Caveat: high band­width over­sight could still be use­ful to work on

High band­width over­sight could still be use­ful to work on for the fol­low­ing rea­sons:

  • If you think that other solu­tions could be found to the se­cu­rity prob­lem in high band­width over­sight. Paul claims that low band­width over­sight is the most likely solu­tion to se­cu­rity is­sues within the over­seer, but he thinks it may be pos­si­ble to make IDA with high band­width over­sight se­cure us­ing var­i­ous tech­niques for op­ti­miz­ing worst-case perfor­mance on the fi­nal dis­til­led agent, even if the over­seer is in­se­cure. (see https://​ai-al­ign­ment.com/​two-guaran­tees-c4c03a6b434f)

  • It could help make progress on low band­width over­sight. If high band­width over­sight fails, then so will low band­width over­sight. If high band­width over­sight suc­ceeds, then we might be able to break down each of the sub­tasks into low band­width tasks, di­rectly yield­ing a low band­width over­seer). I think the fac­tored cog­ni­tion ex­per­i­ments planned by Ought plau­si­bly fall into this cat­e­gory.

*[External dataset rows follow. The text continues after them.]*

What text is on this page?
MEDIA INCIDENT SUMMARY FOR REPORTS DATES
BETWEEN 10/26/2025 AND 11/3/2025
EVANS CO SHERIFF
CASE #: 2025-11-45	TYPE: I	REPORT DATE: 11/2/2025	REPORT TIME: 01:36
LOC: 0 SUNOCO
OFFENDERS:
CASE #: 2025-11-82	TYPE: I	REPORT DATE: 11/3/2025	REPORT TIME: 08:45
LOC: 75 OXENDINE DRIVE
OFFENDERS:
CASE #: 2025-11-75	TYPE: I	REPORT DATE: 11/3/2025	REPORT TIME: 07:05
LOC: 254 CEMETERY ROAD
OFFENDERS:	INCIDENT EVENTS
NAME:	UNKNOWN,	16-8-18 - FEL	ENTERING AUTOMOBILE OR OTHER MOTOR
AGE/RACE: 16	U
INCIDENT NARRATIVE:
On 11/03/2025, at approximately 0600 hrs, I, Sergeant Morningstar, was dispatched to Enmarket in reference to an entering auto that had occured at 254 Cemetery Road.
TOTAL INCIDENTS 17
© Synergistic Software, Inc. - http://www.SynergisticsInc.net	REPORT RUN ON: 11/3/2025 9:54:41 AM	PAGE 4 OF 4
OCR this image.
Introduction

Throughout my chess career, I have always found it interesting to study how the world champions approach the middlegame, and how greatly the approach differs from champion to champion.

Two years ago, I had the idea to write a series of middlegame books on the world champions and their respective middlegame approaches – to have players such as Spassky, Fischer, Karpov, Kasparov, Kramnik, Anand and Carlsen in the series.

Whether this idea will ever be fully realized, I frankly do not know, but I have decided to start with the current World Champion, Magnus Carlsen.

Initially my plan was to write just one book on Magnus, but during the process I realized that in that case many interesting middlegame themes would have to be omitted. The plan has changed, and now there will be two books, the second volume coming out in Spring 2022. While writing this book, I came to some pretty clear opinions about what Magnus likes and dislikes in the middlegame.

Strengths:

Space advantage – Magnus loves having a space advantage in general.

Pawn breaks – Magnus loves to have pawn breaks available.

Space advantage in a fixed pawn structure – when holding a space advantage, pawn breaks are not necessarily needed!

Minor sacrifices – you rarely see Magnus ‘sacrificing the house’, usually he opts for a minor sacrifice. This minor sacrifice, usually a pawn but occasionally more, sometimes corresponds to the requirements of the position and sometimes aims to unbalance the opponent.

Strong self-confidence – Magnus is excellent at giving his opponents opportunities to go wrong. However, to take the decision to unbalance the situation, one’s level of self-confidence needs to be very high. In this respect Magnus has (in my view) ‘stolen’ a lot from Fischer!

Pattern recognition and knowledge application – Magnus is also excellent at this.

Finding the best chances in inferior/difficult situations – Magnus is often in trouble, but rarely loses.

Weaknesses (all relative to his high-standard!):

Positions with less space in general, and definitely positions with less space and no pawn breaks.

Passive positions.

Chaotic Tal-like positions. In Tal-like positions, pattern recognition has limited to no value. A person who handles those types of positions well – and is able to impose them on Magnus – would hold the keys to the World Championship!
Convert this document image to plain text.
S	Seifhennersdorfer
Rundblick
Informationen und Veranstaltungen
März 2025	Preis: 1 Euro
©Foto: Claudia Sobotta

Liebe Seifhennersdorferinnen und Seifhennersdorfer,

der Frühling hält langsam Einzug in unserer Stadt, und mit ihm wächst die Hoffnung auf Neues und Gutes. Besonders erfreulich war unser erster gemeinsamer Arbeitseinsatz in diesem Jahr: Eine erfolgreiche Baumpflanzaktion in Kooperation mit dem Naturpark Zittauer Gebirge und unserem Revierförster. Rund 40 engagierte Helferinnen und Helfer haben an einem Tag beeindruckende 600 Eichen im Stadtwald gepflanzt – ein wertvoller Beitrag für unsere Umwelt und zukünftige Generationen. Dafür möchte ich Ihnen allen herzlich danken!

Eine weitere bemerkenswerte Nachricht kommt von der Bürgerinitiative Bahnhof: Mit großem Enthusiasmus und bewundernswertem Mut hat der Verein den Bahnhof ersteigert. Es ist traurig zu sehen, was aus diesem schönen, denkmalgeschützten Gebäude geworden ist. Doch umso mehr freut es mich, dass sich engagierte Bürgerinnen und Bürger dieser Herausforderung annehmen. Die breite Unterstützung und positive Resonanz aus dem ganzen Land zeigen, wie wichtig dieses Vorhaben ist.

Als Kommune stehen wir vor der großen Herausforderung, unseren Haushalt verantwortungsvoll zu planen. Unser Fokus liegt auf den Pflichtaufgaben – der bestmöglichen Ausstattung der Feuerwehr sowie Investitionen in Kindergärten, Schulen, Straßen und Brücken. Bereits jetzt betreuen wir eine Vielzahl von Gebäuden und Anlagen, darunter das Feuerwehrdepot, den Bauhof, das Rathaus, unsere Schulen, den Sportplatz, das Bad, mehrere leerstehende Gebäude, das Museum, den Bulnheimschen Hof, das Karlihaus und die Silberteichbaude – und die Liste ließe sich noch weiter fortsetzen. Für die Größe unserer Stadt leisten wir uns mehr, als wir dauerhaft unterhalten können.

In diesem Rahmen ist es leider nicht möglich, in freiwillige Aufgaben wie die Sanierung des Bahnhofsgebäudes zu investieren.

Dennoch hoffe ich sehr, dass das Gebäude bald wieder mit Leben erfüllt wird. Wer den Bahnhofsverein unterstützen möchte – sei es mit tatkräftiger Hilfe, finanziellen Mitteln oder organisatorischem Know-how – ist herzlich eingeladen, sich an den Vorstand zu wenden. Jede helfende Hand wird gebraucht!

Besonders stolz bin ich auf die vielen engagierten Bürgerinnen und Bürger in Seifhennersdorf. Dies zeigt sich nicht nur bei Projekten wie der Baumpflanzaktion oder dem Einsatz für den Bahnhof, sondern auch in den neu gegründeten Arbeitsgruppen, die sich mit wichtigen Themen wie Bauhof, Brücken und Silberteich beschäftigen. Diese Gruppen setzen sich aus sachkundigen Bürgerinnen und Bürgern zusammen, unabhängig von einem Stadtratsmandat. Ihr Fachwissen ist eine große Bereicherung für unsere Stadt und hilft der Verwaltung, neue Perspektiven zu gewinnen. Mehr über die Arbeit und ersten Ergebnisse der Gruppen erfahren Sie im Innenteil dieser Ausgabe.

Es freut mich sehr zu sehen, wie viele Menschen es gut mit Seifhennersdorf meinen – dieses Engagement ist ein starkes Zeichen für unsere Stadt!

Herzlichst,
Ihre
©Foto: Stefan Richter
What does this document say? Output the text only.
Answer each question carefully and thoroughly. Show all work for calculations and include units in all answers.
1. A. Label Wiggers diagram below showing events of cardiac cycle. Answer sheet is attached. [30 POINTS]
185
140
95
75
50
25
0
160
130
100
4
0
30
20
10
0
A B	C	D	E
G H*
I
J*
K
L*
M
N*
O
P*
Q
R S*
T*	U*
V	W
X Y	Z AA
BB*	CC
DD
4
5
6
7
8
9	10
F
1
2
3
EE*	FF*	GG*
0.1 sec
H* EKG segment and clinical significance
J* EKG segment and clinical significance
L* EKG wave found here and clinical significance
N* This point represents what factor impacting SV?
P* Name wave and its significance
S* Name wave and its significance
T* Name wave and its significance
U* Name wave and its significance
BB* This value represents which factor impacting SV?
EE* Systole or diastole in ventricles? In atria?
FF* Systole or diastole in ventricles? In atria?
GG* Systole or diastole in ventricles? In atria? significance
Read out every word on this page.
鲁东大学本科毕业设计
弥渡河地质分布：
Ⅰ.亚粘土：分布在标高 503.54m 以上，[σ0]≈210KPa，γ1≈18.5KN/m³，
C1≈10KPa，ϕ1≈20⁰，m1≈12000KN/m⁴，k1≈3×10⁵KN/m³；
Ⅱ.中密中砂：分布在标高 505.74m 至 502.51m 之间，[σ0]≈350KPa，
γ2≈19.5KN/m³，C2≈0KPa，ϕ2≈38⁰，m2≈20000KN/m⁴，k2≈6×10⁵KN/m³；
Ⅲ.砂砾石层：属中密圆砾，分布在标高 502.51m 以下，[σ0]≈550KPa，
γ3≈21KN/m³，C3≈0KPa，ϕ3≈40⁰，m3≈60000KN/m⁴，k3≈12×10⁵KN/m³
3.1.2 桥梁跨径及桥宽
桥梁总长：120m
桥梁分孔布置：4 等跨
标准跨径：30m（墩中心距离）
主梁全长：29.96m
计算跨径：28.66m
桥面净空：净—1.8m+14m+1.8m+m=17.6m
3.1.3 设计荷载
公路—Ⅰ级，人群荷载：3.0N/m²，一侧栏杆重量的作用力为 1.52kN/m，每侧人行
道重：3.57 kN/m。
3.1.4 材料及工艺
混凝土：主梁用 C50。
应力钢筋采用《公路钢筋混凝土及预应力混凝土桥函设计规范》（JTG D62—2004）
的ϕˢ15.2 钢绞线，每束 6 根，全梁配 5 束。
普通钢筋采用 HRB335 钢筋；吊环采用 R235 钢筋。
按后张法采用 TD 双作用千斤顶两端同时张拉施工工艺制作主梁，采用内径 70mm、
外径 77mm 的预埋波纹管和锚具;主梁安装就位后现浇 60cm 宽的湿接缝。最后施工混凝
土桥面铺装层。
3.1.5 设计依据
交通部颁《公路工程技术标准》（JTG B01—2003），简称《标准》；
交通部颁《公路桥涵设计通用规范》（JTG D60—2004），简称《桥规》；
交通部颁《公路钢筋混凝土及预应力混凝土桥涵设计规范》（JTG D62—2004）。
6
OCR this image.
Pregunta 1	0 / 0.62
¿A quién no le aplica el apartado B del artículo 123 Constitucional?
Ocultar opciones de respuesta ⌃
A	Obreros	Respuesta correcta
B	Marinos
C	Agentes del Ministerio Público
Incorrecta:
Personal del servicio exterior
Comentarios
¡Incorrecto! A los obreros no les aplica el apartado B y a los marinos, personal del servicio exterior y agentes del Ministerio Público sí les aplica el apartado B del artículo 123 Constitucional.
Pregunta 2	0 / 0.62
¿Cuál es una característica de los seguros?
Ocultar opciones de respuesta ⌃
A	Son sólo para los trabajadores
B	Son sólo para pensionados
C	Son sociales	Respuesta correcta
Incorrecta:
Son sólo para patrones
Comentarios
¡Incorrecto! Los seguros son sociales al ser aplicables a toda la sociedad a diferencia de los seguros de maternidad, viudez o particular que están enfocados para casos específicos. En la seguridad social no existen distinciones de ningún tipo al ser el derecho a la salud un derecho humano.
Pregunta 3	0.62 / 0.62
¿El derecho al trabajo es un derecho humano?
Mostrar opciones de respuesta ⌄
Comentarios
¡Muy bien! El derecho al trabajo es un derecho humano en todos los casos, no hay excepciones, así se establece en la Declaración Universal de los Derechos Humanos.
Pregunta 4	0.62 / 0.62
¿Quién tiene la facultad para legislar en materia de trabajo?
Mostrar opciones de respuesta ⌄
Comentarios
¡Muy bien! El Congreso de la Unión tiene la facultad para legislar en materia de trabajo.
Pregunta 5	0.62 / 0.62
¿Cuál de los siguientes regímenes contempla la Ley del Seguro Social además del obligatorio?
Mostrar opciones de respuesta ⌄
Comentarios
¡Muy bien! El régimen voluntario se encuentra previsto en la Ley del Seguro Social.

  • If you think it could be used as a medium-term al­ign­ment solu­tion or a fal­lback plan if no other al­ign­ment ap­proach is ready in time. This seems like it would only work if it is used for limited tasks and a limited amount of time, in or­der to ex­tend the time win­dow for prepar­ing a truly scal­able ap­proach. In this sce­nario, it would be very use­ful to have tech­niques that could help us un­der­stand how far the ap­proach could be scaled be­fore failure.